Tax authorities are closing the loopholes that have allowed film and TV stars to minimize their tax payments after a furor over A-lister Fan Bingbing’s finances brought shady practices into the limelight.
Several regions that have played host to stars’ film and TV production studios are tightening their accounting standards and have stopped offering tax incentives that have allowed major celebrities to hand over less than 3% of their earnings to the taxman, according to sources close to the State Administration of Taxation (SAT).
Industry insiders say it has become common practice for stars to set up their own individual studios through which they sign contracts with major production studios to work on films or TV series. Several regions offer major tax breaks to stars in order to host such studios and earn some extra income. The desert city of Khorgos, which hosts 85,000 people as well as 1,500 films studios near the remote border with Kazakhstan, is a notorious example, along with the more accessible eastern cities of Wuxi in Jiangsu province and Dongyang in Zhejiang province.

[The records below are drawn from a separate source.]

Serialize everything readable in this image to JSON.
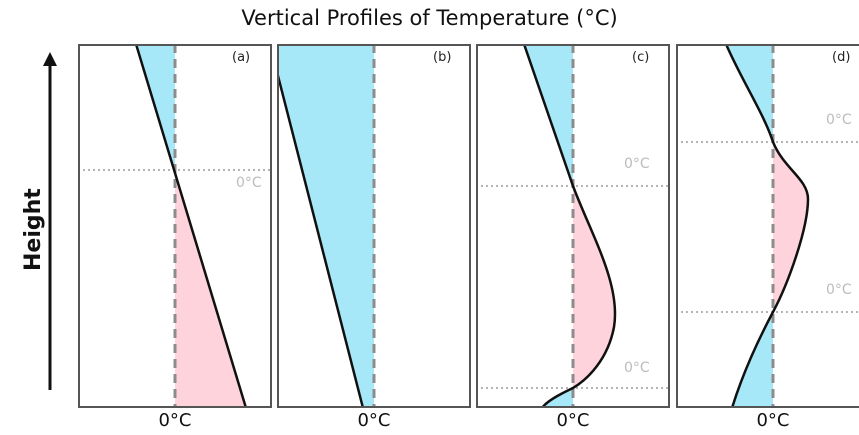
{
  "figure": {
    "title": "Vertical Profiles of Temperature (°C)",
    "y_axis_label": "Height",
    "colors": {
      "cold_fill": "#a7e8f8",
      "warm_fill": "#ffd3dc",
      "profile_line": "#111111",
      "zero_line": "#8c8c8c",
      "crossing_line": "#b4b4b4",
      "frame": "#555555"
    }
  },
  "panels": [
    {
      "id": "a",
      "label": "(a)",
      "x_axis_label": "0°C",
      "crossing_labels": [
        "0°C"
      ]
    },
    {
      "id": "b",
      "label": "(b)",
      "x_axis_label": "0°C",
      "crossing_labels": []
    },
    {
      "id": "c",
      "label": "(c)",
      "x_axis_label": "0°C",
      "crossing_labels": [
        "0°C",
        "0°C"
      ]
    },
    {
      "id": "d",
      "label": "(d)",
      "x_axis_label": "0°C",
      "crossing_labels": [
        "0°C",
        "0°C"
      ]
    }
  ]
}
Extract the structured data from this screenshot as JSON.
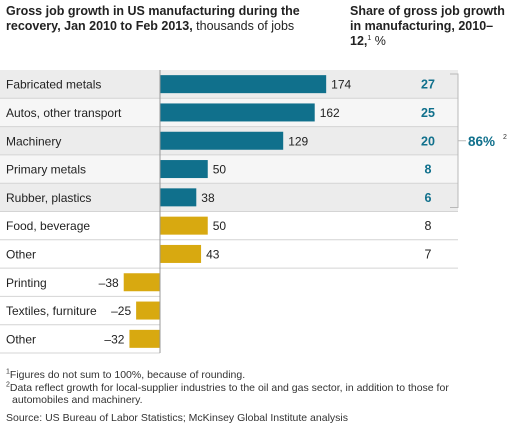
{
  "title": {
    "left_bold": "Gross job growth in US manufacturing during the recovery, Jan 2010 to Feb 2013,",
    "left_normal": " thousands of jobs",
    "right_bold": "Share of gross job growth in manufacturing, 2010–12,",
    "right_sup": "1",
    "right_normal": " %"
  },
  "chart_data": {
    "type": "bar",
    "orientation": "horizontal",
    "categories": [
      "Fabricated metals",
      "Autos, other transport",
      "Machinery",
      "Primary metals",
      "Rubber, plastics",
      "Food, beverage",
      "Other",
      "Printing",
      "Textiles, furniture",
      "Other"
    ],
    "values": [
      174,
      162,
      129,
      50,
      38,
      50,
      43,
      -38,
      -25,
      -32
    ],
    "value_labels": [
      "174",
      "162",
      "129",
      "50",
      "38",
      "50",
      "43",
      "–38",
      "–25",
      "–32"
    ],
    "groups": [
      "top",
      "top",
      "top",
      "top",
      "top",
      "mid",
      "mid",
      "neg",
      "neg",
      "neg"
    ],
    "group_colors": {
      "top": "#10708c",
      "mid": "#d8a910",
      "neg": "#d8a910"
    },
    "row_shading": true,
    "share": {
      "values": [
        "27",
        "25",
        "20",
        "8",
        "6",
        "8",
        "7"
      ],
      "highlight_rows": 5,
      "highlight_color": "#10708c",
      "total_label": "86%",
      "total_sup": "2"
    }
  },
  "footnotes": {
    "note1_sup": "1",
    "note1": "Figures do not sum to 100%, because of rounding.",
    "note2_sup": "2",
    "note2a": "Data reflect growth for local-supplier industries to the oil and gas sector, in addition to those for",
    "note2b": "automobiles and machinery.",
    "source": "Source: US Bureau of Labor Statistics; McKinsey Global Institute analysis"
  }
}
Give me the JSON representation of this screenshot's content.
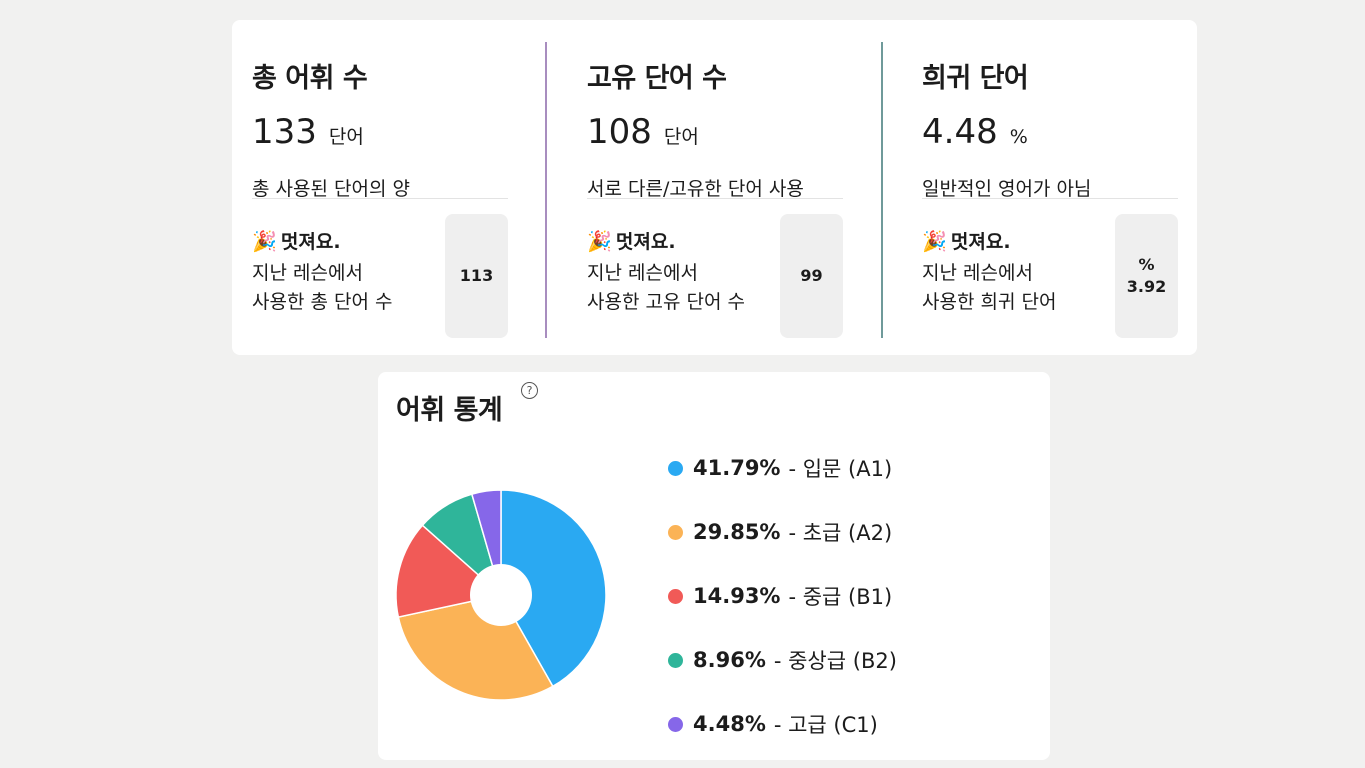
{
  "stats": [
    {
      "title": "총 어휘 수",
      "value": "133",
      "unit": "단어",
      "desc": "총 사용된 단어의 양",
      "compare_title": "멋져요.",
      "compare_line1": "지난 레슨에서",
      "compare_line2": "사용한 총 단어 수",
      "compare_top": "",
      "compare_value": "113",
      "divider_color": "#a88dbf"
    },
    {
      "title": "고유 단어 수",
      "value": "108",
      "unit": "단어",
      "desc": "서로 다른/고유한 단어 사용",
      "compare_title": "멋져요.",
      "compare_line1": "지난 레슨에서",
      "compare_line2": "사용한 고유 단어 수",
      "compare_top": "",
      "compare_value": "99",
      "divider_color": "#6f9a9a"
    },
    {
      "title": "희귀 단어",
      "value": "4.48",
      "unit": "%",
      "desc": "일반적인 영어가 아님",
      "compare_title": "멋져요.",
      "compare_line1": "지난 레슨에서",
      "compare_line2": "사용한 희귀 단어",
      "compare_top": "%",
      "compare_value": "3.92",
      "divider_color": ""
    }
  ],
  "vocab": {
    "title": "어휘 통계",
    "help_icon": "question-circle-icon"
  },
  "chart_data": {
    "type": "pie",
    "style": "donut",
    "values": [
      41.79,
      29.85,
      14.93,
      8.96,
      4.48
    ],
    "colors": [
      "#2aa9f2",
      "#fbb356",
      "#f15a57",
      "#2fb59a",
      "#8667e9"
    ],
    "legend": [
      {
        "pct": "41.79%",
        "label": "- 입문 (A1)"
      },
      {
        "pct": "29.85%",
        "label": "- 초급 (A2)"
      },
      {
        "pct": "14.93%",
        "label": "- 중급 (B1)"
      },
      {
        "pct": "8.96%",
        "label": "- 중상급 (B2)"
      },
      {
        "pct": "4.48%",
        "label": "- 고급 (C1)"
      }
    ]
  }
}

In theory, stars with individual studios should be paying personal income tax on their film and TV earnings at a rate of 35% on earnings above 100,000 yuan ($14,600). In practice, however, some regions take a lax approach to auditing individual studios’ books and will accept a fixed levy often set under 3% of the studio’s income. This means that some studios are paying less tax on their earnings than a worker whose salary falls in China’s lowest tax bracket.
The curtain looks to be falling on the low-tax days. In May, prominent TV host Cui Yongyuan published documents on social media that allegedly showed Fan Binbing, China’s equivalent of Angelina Jolie, had made 50 million yuan more than her stated income partly through the use of a contract through her individual studio. An outcry ensued on social media, and in June state news outlet Xinhua reported that SAT was investigating whether such practices constitute tax evasion and took a swipe at celebrity culture in general for “misleading the youth into blindly chasing after stars.”
Local governments are increasingly abandoning their preferential tax rates for individual studios, the SAT sources said. Instead, they are tightening their accounting practices and making individual studios pay the full personal corporate tax that they are due. According to one lawyer, Shanghai is going even further. From August, city authorities will not accept the registration of any individual studio that includes the word “film” in the application.
The SAT investigation into individual studios is one reason for the clampdown. Another is the merging of the national and local tax systems, forcing local governments to further clean up their tax policies, which makes it more difficult to implement tax incentives.